9.  Financial difficulties will subside and even out.  Financial difficulties do not define a person, how one approaches and handles difficult situations defines that person.

10.  Take the high road, always.

Happy Place

For those of us who have encountered challenging times, we need an event or weekend to look forward to or look back on with fond memories. These moments make us feel hopeful, with the realization that things may not be as bad as they seem.

For me, that weekend occurred this year in mid-May. My fiancée and many of her family members went to Georgia for the wedding of a cousin of hers.
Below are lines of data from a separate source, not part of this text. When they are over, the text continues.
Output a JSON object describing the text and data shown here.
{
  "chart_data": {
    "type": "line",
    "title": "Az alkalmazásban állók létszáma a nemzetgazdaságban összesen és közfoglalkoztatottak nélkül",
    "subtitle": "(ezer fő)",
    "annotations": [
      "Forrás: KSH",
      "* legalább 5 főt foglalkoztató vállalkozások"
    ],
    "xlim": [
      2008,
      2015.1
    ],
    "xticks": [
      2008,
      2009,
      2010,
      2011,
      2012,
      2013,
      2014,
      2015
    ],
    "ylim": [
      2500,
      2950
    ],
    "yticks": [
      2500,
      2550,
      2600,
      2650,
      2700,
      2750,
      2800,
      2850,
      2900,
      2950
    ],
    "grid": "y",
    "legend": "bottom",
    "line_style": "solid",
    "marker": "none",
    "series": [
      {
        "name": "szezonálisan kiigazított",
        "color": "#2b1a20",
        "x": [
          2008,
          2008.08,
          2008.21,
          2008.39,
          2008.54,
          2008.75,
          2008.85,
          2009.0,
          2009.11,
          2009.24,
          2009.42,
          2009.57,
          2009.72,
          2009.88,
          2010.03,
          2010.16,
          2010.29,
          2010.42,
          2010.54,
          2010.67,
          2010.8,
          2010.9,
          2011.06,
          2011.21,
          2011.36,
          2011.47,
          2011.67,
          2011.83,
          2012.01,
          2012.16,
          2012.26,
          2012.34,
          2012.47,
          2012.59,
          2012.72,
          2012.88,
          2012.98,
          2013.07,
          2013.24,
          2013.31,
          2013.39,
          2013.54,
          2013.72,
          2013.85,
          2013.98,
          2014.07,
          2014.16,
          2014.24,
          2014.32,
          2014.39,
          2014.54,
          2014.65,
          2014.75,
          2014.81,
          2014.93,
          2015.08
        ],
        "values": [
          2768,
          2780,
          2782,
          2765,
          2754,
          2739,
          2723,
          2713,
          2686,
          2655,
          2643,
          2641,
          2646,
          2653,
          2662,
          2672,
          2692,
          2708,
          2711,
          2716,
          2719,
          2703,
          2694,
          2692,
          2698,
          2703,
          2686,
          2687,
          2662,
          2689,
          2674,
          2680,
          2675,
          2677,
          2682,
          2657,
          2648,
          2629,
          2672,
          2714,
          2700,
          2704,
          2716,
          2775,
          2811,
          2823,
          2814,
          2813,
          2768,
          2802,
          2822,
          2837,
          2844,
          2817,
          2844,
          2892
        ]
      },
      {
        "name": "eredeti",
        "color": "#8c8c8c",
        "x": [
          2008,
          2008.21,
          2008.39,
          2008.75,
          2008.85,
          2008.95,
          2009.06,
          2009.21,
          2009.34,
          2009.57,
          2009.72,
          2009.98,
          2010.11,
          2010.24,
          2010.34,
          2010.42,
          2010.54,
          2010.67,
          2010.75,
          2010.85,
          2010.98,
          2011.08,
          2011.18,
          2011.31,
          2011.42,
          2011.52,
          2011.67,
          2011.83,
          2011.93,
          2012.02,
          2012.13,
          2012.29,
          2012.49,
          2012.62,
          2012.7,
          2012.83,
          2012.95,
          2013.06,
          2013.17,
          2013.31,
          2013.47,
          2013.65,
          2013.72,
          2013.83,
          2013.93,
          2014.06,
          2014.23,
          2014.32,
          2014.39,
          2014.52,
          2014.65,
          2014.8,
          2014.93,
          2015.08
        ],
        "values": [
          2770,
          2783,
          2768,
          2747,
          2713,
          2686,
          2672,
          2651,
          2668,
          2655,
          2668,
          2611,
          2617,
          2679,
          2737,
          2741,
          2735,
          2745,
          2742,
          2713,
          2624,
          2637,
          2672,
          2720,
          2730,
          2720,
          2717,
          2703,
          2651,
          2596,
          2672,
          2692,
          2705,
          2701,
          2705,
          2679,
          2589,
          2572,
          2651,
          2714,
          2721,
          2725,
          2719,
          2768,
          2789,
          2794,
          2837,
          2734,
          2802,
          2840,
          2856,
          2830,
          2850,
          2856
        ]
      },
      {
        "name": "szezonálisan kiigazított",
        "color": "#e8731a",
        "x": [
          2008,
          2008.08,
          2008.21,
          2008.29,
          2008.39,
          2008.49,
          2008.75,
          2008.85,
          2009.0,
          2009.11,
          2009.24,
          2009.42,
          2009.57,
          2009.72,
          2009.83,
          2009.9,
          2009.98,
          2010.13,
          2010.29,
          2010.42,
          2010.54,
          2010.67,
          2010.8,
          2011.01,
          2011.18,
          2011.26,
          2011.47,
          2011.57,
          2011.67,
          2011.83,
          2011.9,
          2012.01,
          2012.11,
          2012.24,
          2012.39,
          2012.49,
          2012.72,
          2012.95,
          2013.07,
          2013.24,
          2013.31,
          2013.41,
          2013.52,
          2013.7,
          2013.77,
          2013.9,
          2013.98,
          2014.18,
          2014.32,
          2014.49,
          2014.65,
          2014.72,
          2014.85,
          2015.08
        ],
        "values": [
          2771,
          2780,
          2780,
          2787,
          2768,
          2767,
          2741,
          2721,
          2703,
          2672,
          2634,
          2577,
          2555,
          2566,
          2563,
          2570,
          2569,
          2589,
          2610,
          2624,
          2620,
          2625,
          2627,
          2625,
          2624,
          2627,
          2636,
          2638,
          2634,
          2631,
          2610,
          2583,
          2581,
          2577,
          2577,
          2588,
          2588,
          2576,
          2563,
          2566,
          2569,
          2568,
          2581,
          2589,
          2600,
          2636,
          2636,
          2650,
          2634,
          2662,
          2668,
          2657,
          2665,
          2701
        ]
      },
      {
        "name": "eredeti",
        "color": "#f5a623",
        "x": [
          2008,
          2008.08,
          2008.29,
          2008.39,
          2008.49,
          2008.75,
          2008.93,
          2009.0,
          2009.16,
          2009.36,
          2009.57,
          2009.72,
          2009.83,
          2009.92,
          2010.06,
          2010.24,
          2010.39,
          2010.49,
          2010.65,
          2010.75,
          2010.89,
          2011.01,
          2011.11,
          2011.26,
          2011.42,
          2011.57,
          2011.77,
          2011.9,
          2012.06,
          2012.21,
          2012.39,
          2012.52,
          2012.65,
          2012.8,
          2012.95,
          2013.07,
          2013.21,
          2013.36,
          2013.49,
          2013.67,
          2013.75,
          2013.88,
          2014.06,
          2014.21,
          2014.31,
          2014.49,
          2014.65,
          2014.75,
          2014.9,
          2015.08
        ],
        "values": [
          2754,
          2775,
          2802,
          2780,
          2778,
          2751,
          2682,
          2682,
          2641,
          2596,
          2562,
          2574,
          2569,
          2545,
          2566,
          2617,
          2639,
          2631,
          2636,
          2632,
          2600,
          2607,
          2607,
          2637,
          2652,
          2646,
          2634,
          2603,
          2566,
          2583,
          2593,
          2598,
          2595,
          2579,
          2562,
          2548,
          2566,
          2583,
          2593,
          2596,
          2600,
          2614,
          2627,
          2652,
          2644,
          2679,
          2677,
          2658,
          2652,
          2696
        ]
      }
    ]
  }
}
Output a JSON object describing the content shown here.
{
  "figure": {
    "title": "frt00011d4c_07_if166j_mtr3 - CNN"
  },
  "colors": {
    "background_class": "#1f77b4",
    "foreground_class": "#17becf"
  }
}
It was a long weekend, but it marked the first time I had been on vacation since my divorce. We left on a Thursday and returned home on the following Monday.

Looking back, the memories from those five days are important to me. The anticipation of waiting at Bradley to fly to Atlanta. Arriving at Atlanta’s airport, the rush of being someplace new, with the excitement of the coming days.

We drove through Atlanta to get to our destination, Lake Lanier. We relaxed by the pool for a good part of the weekend, had a cookout one night at our rented cabin adjacent to the lake.

The wedding, which was on that Saturday, was the best I have attended, as of yet. From the people with whom I was surrounded to the location on the lake, it was a wonderful day and night.

Coming home that Monday was tough, as it is when all vacations end. I have the memories from that weekend, and the hope that I will make more memories from vacations.

Dealing with Anxiety

Generalized anxiety disorder is characterized by persistent, excessive, and unrealistic worry about everyday things.  Having an anxiety disorder, while not the worst malady one can encounter, crippling.

For many years, going back to when I was 9 or 10, I would worry constantly.  For me, hypochondria was one way the anxiety manifested itself.  Every little ache and pain turned into a major ordeal.  I would even think that my heart was going to stop while trying to fall asleep, causing me to jump out of bed and walk around my room.

During middle school, I suffered from panic attacks on numerous occasions.  They would occur without warning, sometimes in home room or during a choral rehearsal or concert.  The symptoms were typical to a normal panic attack – sweaty palms, heavy chest, feeling like I was losing control.  There was no rhyme or reason to these episodes, and for so long I had no idea why they came on, or why they suddenly stopped.  The loss of control I felt was a precursor for the same feelings that would come about during my late teens through present day.

Constant worrying, which is a hallmark of Generalized Anxiety Disorder, is absolutely paralyzing.  From situations while driving, to dating, to worrying about situations that may or may not happen.  One example of a situation that I thought might happen, but did not, occurred prior to Superstorm Sandy.  A few days prior, I heard the probable wind speeds could result in roof and siding damage to homes.  I was worried sick, waking up in the middle of the night, that this would happen.  All of this worry was for nothing, as there was no damage to the house I was living in at the time.

Even though I have taken many positive steps to quell my anxiety, dealing with anxiety is a daily challenge. A tactic I have used is Cognitive Behavioral Therapy, which allows an individual to change patterns of thought from negative to positive.  I try to have a positive mindset as much as possible, as I don’t have many negative aspects to my life. If a challenge arises, I now view it as a part of life and roll with it. Having that mentality has made all the difference.